T.J. Eisenstein, art director for The Hurricane, was one of the students that traveled to Biloxi, Miss., to aid in the hurricane relief effort. Here he recounts his experience in this two-part series.

The inside of Frank’s house was almost unrecognizable as a place that was once livable. Looking around at the piles of Frank’s former possessions covering nearly every inch of the floors-and the layer of what can only be described as “slush” that covered all of this-it was hard for me to imagine that this was someone’s “stuff.” This was someone’s home. All the makings of Frank’s former life laid piled like trash throughout the house, and at this point, it was all trash. After a deep breath, followed by gagging from the smell, we got to work.

Everything had to go. The 20 of us that were at Frank’s (the other 20 were working down the street) split into groups and each took on a separate room of the house. Using shovels, hoes, pitchforks, axes, sledgehammers and especially our gloved hands, we began to clear out the rubble and form a trash mound in front of the house that would eventually become as large as the house itself, it seemed.

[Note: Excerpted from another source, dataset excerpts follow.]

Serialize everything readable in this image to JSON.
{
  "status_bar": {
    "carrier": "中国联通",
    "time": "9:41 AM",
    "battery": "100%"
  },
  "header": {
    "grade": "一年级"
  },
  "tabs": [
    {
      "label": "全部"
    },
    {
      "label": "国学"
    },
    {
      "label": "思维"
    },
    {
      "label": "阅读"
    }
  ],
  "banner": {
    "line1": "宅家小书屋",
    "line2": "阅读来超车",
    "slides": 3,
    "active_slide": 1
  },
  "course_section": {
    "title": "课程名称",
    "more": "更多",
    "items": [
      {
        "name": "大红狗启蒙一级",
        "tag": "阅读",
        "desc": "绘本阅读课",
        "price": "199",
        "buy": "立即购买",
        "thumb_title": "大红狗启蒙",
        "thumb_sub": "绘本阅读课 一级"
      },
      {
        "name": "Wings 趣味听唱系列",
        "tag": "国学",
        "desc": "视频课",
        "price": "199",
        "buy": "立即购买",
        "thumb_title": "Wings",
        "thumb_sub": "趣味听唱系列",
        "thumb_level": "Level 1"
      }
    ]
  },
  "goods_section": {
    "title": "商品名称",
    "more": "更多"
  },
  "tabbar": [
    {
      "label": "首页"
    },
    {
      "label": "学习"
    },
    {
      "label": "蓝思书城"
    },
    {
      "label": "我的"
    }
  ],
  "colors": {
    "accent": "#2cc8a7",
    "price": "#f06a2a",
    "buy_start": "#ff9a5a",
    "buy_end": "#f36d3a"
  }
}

Eventually, we cleared out every single thing from the house, something that could only have been done with amazing patience and teamwork. It took about eight hours to finish, and we left Frank’s house power-cleaned, bleached, dry and empty. It was hard to imagine Frank being able to move back in and live in that house after all it had gone through. It would probably, we would find out later, have to be torn down. Only one thing kept the 20 of us, who had put all we had into cleaning that house for eight hours in the blistering southern sun, from feeling our efforts had gone in vain. Digging through the mess, we were able to salvage a few sentimental items for Frank to keep, the only tangible reminders of a past life before Katrina: a few framed family photos that were peculiarly still hanging on the wall amongst the rubble of his home, his and his wife’s wedding album, which was found relatively unscathed under two feet of ruined possessions and a few other items that had meaning in one way or another to Frank. His sister-in-law, who stopped by the house to pick up the photos for Frank’s wife, would tell us through teary eyes that these were the only things that they had left of their children. This alone was enough for us to know we had made a difference in someone’s life, regardless of the fate of the house.

The 41 of us on the trip repeated this routine in three more houses, finding in one of them the owner’s wedding band which had somehow been swept away and lodged underneath the wall. In another, we were told by a grateful Biloxi resident that “the world needs more young people like you all. I’ve never seen any young folks work as hard as you all.”

Every night, after eight to 10 hours of work, we would all go back to the makeshift Salvation Army headquarters and eat Papa John’s pizza from a donated pizza-making truck. We ate pizza for breakfast, lunch and dinner for every meal while we were there. Then we’d set up our cots in the middle of the abandoned high-school football field we were staying at and play poker, share stories and get to know the 40 forty other strangers we had been put together with. Eventually, we’d go to bed, tired, sweaty, dirty and for most of us, without even a blanket or a pillow, to wake up bright and early the next morning and get back to work.

In perfect cyclical fashion, we spent the last night of our trip sleeping on the bus on the way back to Miami, just as we had spent the first night. We arrived back for midday classes Monday, and to many around campus it may never have seemed like we had gone at all. But for those of us who did go, we know our lives will never be quite the same.